Laquelle des options préférez-vous ? Le véganisme et le végétarisme, aujourd’hui, sont une option éthique, mais nous doutons que cela le reste longtemps. C’est une réalité que la consommation de viande devra être régulée tôt ou tard, non pour des raisons éthiques ou sanitaires, mais par manque de moyens. Nous sommes de plus en plus nombreux et notre planète se meurt d’exploitation : ce n’est pas une opinion, mais une réalité.

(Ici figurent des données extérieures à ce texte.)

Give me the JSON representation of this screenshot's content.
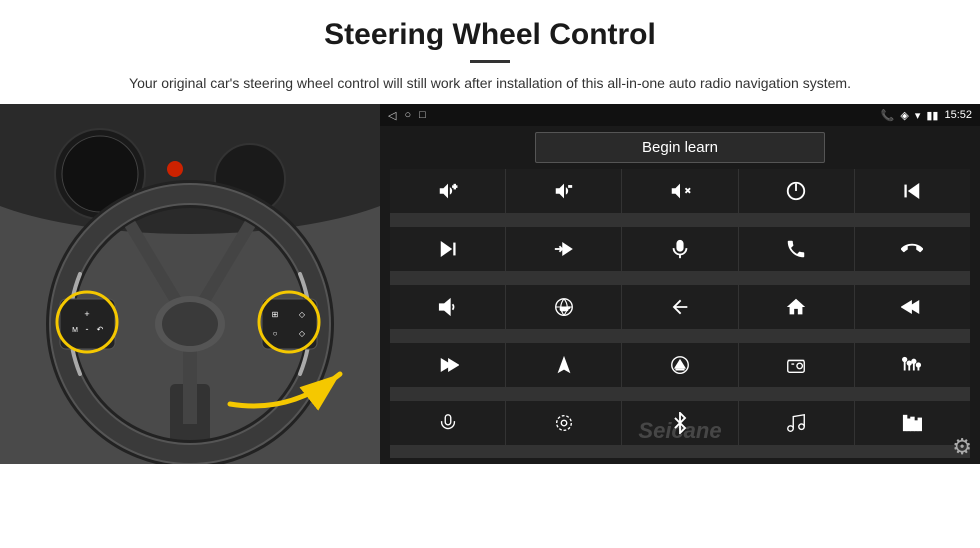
{
  "header": {
    "title": "Steering Wheel Control",
    "subtitle": "Your original car's steering wheel control will still work after installation of this all-in-one auto radio navigation system."
  },
  "device": {
    "status_bar": {
      "time": "15:52",
      "back_icon": "◁",
      "home_icon": "○",
      "recents_icon": "□"
    },
    "begin_learn_label": "Begin learn",
    "watermark": "Seicane",
    "gear_icon": "⚙"
  },
  "grid_icons": [
    {
      "id": "vol-up",
      "label": "Volume Up"
    },
    {
      "id": "vol-down",
      "label": "Volume Down"
    },
    {
      "id": "mute",
      "label": "Mute"
    },
    {
      "id": "power",
      "label": "Power"
    },
    {
      "id": "prev-track",
      "label": "Previous Track"
    },
    {
      "id": "next-track",
      "label": "Next Track"
    },
    {
      "id": "fast-forward",
      "label": "Fast Forward"
    },
    {
      "id": "mic",
      "label": "Microphone"
    },
    {
      "id": "phone",
      "label": "Phone"
    },
    {
      "id": "hang-up",
      "label": "Hang Up"
    },
    {
      "id": "horn",
      "label": "Horn/Speaker"
    },
    {
      "id": "360",
      "label": "360 View"
    },
    {
      "id": "back",
      "label": "Back"
    },
    {
      "id": "home",
      "label": "Home"
    },
    {
      "id": "skip-back",
      "label": "Skip Back"
    },
    {
      "id": "skip-forward",
      "label": "Skip Forward"
    },
    {
      "id": "navigate",
      "label": "Navigate"
    },
    {
      "id": "eject",
      "label": "Eject"
    },
    {
      "id": "radio",
      "label": "Radio"
    },
    {
      "id": "equalizer",
      "label": "Equalizer"
    },
    {
      "id": "mic2",
      "label": "Microphone 2"
    },
    {
      "id": "settings2",
      "label": "Settings"
    },
    {
      "id": "bluetooth",
      "label": "Bluetooth"
    },
    {
      "id": "music",
      "label": "Music"
    },
    {
      "id": "levels",
      "label": "Audio Levels"
    }
  ]
}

Cependant, vous ne devez pas concevoir cela comme un « oui » ou un « non ». Entre le véganisme cru et consommer moins de viande par semaine, il y a des années-lumière de distance idéologique, mais les deux profitent plus ou moins aux écosystèmes naturels. En fin de compte, il s’agit d’essayer d’aider avec ce avec quoi on se sent à l’aise, sans avoir besoin d’embarrasser les autres et en respectant leur liberté individuelle.